Academic publishing can be frustratingly slow at times. But finally my nine fragments on the reading of asylum documents are published in PARSE journal. Since the text was written, we have had a change of government in Sweden. The explicit goal of the current regime (a collaboration between the radical nationalists and a coalition government of formerly traditional conservative and liberal parties) is to deprive asylum seekers of as many rights as possible. Meanwhile, the social democratic opposition has declared support for the regime’s politics on migration. Everything I write about in this text has become even more urgent, and we need more than ever to build solidarity from below. The article is open access, check it out together with the rest of this special issue on state violence.
The tramp philosopher speaks:
Such words do not stimulate the imagination of those to whom they are addressed, do not even arouse it.
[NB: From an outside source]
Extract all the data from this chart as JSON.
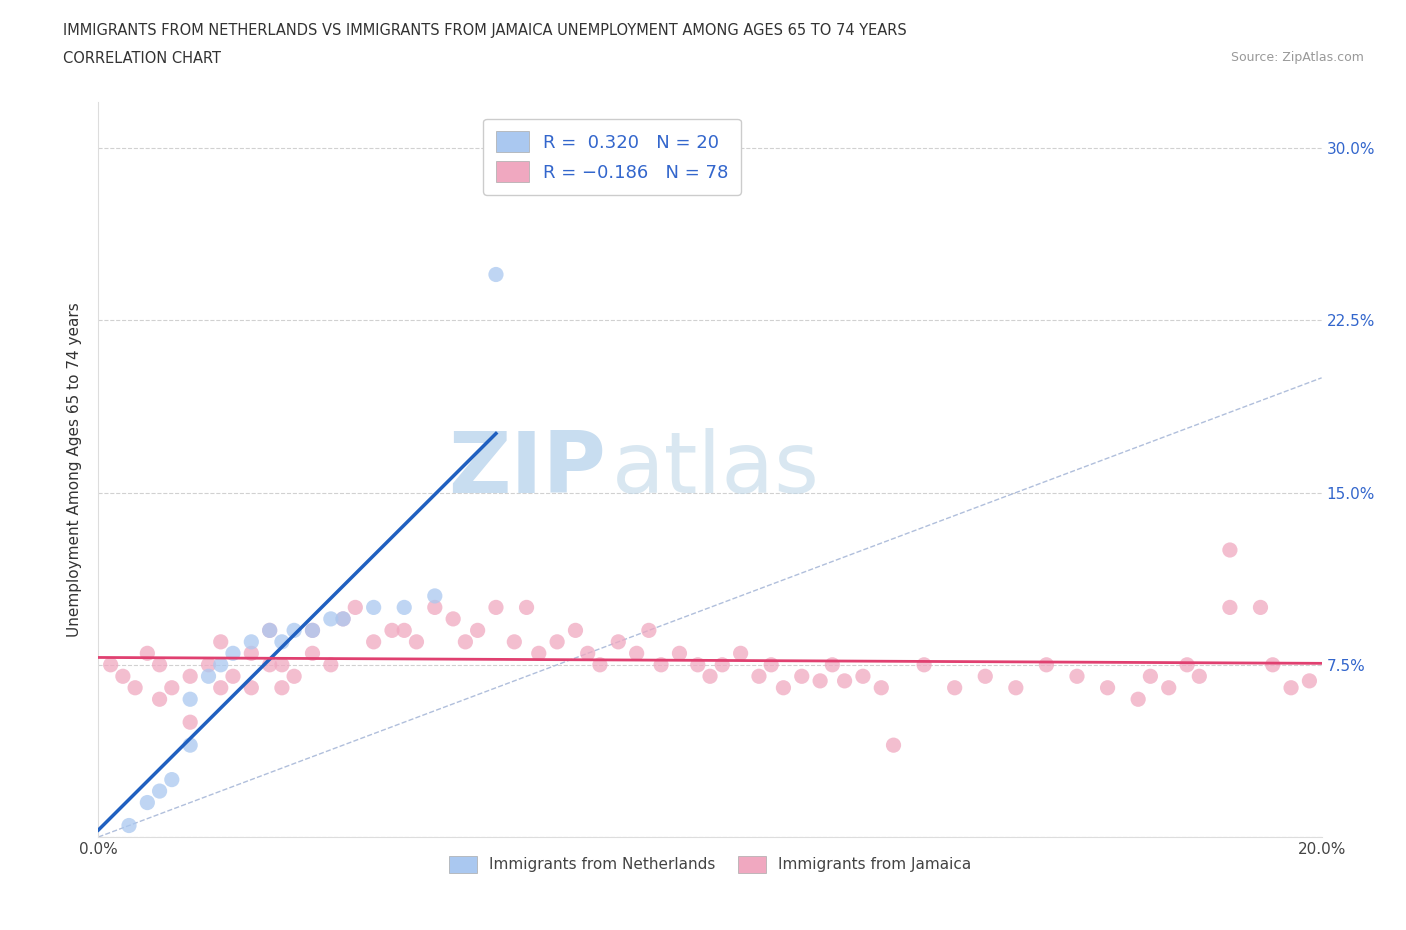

Such words keep the imagination sober, unfeeling, spruce and cold. That is the way the majority of people keep and guard their choice of probability. Nothing can shake us! We won’t believe that![2]
Probability translates into Swedish as sannolikhet. It is a frequently used word in the documentation of asylum inquiries, relating to assessments of age, identity, life narrative, grounds for fear. The judgment on probability, on sannolikhet, is crucial as to whether you are granted asylum or not.
The Swedish word is composed of sann, “true”, and lik, “likeness”. What bears enough likeness to truth to be called probable? And what is the relation between truth and mere likeness?